5.0 | 5.68 | 5.0 | 4.74 | 5.0 | 5.73 | 8.0 | 6.89 |

- for all 4 sets:
- mean of x = 9
- mean of y =11
- variance of x = 7.50
- variance of y =4.12
- correlation between x and y = 0.816
- linear regression equation = y = 3 + 0.5x

- so they are “statistically identical” but when you graph them, you see they are quite different!

“Anscombe’s quartet 3” by Anscombe.svg: Schutz

derivative work (label using subscripts): Avenue (talk) – Anscombe.svg. Licensed under CC BY-SA 3.0 via Commons.

- data visualization isn’t new:
- e.g., John Snow’s cholera map; Florence Nightingale did lots of graphs

- reading visualizations:
- Perception: low-level activity of sending the visual aspects of a day
- Cognition: the higher-level process of interpreting the display and translating it into meaning
- The challenge: using what we know about perception and cognition to make visualizations better

- research has been done on which things we can perceive more quickly (e.g., comparing things along a 2D line is quicker than comparing areas of a shape which is quicker than comparing volume of a 3D object)
- cognitive burden – how hard is it for us to interpret the data (e.g., extract values, compare values, detect trends)
- when creating data visualizations, we should make the images easiest to perceive and we should match the method of visualization with its purpose
- e.g., if you need to extract an exact value, use a table; but if you need to detect a trend in the data, use a line graph (if you want to get an exact value, it’s harder to do from a graph)

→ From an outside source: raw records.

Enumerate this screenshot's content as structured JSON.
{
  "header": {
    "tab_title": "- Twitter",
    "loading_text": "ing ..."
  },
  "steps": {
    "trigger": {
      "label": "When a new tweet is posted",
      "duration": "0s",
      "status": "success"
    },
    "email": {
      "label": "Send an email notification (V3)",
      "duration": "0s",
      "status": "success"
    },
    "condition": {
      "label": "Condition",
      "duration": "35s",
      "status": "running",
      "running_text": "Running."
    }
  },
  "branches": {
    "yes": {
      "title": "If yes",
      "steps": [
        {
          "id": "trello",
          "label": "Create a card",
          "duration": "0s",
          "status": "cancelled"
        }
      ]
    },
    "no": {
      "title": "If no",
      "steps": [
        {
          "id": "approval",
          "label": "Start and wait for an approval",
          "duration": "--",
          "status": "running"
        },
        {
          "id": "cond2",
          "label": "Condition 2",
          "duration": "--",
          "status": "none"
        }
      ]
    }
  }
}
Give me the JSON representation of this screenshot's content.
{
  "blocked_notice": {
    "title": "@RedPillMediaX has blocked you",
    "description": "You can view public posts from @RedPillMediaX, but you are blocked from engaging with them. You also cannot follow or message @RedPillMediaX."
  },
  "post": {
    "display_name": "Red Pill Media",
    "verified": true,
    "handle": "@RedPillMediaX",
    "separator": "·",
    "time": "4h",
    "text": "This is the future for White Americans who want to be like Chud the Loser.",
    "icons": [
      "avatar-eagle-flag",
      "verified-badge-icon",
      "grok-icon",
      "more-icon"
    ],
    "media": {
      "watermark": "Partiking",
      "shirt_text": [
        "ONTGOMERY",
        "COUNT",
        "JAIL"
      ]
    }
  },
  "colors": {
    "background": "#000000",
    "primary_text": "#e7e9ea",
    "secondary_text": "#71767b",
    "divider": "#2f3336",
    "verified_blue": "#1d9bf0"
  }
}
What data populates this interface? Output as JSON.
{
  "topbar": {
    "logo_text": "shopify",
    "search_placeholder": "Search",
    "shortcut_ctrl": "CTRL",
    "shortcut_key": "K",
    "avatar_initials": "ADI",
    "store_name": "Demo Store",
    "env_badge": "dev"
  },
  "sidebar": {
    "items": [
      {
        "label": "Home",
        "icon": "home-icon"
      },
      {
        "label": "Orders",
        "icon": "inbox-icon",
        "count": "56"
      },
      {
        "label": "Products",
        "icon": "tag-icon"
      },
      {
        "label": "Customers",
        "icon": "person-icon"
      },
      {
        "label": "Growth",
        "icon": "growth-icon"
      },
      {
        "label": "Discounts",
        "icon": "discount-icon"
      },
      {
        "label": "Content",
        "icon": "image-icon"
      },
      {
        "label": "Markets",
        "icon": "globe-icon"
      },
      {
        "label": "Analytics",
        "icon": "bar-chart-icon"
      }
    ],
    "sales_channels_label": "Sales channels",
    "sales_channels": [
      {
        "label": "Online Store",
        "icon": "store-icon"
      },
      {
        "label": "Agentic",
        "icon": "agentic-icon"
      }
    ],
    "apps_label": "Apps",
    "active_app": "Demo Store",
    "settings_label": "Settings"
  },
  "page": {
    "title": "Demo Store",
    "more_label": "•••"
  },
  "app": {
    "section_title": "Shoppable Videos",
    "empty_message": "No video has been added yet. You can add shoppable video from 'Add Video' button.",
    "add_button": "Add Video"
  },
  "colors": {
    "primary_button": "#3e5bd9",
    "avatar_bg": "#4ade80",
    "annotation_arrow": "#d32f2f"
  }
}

- key point: there isn’t one best way to display data – it depends on the purpose
- some tasks may require combinations
- many published guidelines with different aims
- persuasive graphs
- statistical graphs

- there is no general theory of data visualization
- suggested practices (general):
- for value extraction: table
- for proportions: pie charts, stacked bar charts
- for value comparison: bar charts, line graphs, scatterplots
- tended detection: line graphs
- use the design which minimized the cognitive burden for the task at hand

- 3 questions to ask when designing a visualization:
- who is the intended audience?
- what is the goal? (e.g., exploration, education, persuasion)
- what are the data composed of, statistically? (e.g., continuous, categorical, time series)

- in addition to the graphs we commonly use (line graph, bar chart), there are some other types of graphs:
- a
**streamgraph**: “a type of stacked area graph which is displaced around a central axis, resulting in a flowing, organic shape.” (Wikipedia)

###### “LastGraph example” by Psychonaut – Own work. Licensed under CC0 via Commons.

- a sunburst graph: “used to visualize hierarchical data, depicted by concentric circles” (Wikipedia)

“Disk usage (Boabab)” by w:Baobab (software). Licensed under CC0 via Commons.

- you do a lot with simple tools like Excel, but there is also more advanced software to do even cooler things:
- e.g. Tableau is a software (costs money) that makes it easy to do data visualization; it uses knowledge of best practices of data visualization to suggest what to do; it’s quite expensive, requires some training
- e.g., ggplot2 for R (free) – builds on basic graphing in R and allows you do to stuff more easily; very sophisticated graphs
- d3js.org – JavaScript library for manipulating documents based on data (allows you to make your graphics interactive and plug it right into your website) (free)

And with that, I’ve completed my first ever Coursera course!